Her heart crumbled when she heard the sadness and fear in her mother’s voice, and the genuineness of her words. Her parents would do anything for her, even give up their own lives. “But five doctors said it wasn’t necessary.”
“They don’t have the kind of experience Dr. Hughes has. And even they admitted a mastectomy was the most conservative route.”
“How will anyone ever stand to look at me?” Who will ever love me?”
“Love isn’t about breasts, Cassie. Real love is more than a physical attraction. No man who truly loves you will reject you because of your breasts.”
Her parents had been married fifteen years before she was born. Her mother had suffered more than a dozen miscarriages. They’d given up all hope of having a child by the time she came along. She was their miracle baby, their only child, who they loved more than life itself.

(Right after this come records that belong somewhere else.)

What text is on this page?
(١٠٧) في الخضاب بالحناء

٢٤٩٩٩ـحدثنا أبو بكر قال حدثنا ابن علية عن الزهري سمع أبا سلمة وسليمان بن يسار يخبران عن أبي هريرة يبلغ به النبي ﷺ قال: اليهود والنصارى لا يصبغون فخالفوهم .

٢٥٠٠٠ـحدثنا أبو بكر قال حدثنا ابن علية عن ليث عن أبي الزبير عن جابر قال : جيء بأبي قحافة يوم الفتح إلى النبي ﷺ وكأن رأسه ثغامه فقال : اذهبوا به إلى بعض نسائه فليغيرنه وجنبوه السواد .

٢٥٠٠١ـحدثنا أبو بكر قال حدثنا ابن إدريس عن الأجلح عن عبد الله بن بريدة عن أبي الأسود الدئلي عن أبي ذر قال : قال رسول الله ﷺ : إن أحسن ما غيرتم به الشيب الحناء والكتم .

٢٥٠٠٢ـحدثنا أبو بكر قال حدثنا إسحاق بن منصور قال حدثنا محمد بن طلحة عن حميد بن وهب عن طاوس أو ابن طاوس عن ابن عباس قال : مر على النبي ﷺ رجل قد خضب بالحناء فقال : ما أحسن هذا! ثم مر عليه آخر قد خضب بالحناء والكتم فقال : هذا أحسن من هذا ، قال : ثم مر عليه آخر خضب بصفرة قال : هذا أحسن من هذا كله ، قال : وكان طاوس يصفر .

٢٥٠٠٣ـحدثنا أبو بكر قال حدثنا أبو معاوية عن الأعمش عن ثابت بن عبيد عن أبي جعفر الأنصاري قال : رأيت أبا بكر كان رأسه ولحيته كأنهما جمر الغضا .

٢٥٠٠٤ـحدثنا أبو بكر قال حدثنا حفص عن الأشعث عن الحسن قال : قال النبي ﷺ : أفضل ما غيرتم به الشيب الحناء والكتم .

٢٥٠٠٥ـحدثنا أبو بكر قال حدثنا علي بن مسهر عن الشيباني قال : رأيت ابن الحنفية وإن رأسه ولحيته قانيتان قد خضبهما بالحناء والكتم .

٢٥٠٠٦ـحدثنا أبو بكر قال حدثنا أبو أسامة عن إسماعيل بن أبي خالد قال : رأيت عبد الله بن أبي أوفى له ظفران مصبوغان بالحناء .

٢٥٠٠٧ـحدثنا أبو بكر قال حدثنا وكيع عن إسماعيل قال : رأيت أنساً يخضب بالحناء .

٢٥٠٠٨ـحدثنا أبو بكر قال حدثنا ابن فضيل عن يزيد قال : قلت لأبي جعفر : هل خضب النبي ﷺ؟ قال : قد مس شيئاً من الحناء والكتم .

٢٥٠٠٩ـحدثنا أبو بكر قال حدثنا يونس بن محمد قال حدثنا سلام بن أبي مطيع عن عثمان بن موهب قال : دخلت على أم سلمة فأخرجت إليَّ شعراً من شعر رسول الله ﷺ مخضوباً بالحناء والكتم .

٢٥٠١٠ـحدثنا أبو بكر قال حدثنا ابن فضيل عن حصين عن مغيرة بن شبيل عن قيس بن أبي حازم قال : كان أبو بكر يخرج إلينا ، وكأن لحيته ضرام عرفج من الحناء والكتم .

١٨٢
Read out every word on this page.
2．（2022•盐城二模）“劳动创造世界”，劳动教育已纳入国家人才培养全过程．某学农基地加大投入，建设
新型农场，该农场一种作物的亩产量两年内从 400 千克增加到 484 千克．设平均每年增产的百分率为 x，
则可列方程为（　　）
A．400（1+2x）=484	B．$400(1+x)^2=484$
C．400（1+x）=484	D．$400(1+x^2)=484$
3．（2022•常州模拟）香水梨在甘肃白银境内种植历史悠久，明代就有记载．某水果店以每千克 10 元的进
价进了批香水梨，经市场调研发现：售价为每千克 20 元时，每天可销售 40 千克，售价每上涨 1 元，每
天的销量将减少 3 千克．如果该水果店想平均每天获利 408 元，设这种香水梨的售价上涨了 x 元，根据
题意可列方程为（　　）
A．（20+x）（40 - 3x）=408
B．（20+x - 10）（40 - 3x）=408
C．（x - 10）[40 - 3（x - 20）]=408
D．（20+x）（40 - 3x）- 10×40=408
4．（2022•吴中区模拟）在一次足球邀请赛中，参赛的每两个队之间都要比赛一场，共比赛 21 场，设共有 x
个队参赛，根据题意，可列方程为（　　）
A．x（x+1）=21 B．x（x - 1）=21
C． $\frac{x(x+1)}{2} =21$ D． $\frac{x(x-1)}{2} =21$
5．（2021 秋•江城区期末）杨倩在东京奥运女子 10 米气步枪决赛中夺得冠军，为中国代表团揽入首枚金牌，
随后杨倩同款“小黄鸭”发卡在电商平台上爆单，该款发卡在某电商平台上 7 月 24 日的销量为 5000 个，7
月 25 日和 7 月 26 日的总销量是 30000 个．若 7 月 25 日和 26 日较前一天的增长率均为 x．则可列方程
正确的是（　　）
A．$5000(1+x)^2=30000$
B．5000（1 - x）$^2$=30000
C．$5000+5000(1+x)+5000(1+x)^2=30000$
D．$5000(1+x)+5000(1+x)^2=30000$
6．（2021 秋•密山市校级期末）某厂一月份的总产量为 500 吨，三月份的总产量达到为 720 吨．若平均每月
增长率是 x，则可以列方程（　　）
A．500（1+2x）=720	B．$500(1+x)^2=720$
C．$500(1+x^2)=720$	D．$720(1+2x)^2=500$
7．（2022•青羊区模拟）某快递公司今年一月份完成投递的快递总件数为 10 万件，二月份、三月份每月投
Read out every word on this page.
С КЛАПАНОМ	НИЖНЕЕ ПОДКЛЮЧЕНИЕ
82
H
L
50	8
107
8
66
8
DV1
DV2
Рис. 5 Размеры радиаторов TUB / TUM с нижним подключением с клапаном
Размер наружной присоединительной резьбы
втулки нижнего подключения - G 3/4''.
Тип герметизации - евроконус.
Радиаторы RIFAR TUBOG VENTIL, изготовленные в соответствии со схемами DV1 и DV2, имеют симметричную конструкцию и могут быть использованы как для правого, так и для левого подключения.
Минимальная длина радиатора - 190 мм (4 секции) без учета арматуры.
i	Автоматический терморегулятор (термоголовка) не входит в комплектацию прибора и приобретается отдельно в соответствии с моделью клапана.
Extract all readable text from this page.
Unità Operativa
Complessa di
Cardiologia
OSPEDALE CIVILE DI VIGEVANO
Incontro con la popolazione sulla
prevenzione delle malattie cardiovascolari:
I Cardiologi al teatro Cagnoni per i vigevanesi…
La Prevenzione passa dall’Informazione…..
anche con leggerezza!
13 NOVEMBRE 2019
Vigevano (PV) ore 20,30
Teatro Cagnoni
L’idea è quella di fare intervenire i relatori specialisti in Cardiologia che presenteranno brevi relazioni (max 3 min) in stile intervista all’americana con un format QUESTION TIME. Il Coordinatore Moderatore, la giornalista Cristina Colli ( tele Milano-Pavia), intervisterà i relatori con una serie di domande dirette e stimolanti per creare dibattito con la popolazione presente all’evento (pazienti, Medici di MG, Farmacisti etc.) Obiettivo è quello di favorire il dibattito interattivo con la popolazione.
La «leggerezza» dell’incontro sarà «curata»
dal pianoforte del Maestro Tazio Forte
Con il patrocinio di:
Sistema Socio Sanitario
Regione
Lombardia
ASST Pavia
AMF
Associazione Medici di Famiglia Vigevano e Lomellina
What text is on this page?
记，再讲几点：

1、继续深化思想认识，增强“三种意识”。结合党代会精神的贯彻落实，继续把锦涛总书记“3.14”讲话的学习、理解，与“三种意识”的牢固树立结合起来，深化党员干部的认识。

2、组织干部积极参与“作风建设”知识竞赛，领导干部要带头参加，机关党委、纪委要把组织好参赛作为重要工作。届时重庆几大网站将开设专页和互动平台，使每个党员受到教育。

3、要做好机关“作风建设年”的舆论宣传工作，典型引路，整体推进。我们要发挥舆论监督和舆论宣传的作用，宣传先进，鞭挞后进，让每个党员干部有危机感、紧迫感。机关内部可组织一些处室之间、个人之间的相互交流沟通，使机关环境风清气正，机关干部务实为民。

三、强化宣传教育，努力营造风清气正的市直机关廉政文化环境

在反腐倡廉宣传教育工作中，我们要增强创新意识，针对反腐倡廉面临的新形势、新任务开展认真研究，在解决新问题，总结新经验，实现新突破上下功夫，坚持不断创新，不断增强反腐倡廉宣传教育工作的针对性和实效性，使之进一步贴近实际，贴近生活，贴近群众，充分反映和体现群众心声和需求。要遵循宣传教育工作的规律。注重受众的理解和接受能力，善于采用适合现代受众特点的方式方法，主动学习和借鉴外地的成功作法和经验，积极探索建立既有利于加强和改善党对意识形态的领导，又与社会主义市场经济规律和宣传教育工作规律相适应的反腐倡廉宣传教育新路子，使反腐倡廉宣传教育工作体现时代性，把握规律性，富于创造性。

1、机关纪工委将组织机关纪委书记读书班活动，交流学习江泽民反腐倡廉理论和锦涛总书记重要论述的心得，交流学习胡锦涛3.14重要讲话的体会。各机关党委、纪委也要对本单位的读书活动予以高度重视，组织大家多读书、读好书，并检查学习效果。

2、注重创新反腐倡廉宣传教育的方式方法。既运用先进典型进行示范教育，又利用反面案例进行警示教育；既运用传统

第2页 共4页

So, at not quite twenty-two, feeling alone and deathly afraid, she traded her left breast for their peace of mind.
Chapter Six
Cassie reached for her phone, smiling when the number popped up on the screen. “Hello.”
“Hello, yourself. What are you doing?”
“Sweeping the floor.”
“Any chance you’re wearing one of those sexy maid outfits?”
“Not a chance.”
“That’s too bad.”
“Doesn’t a big-time baseball executive like you have better things to concern yourself with than what I’m wearing?”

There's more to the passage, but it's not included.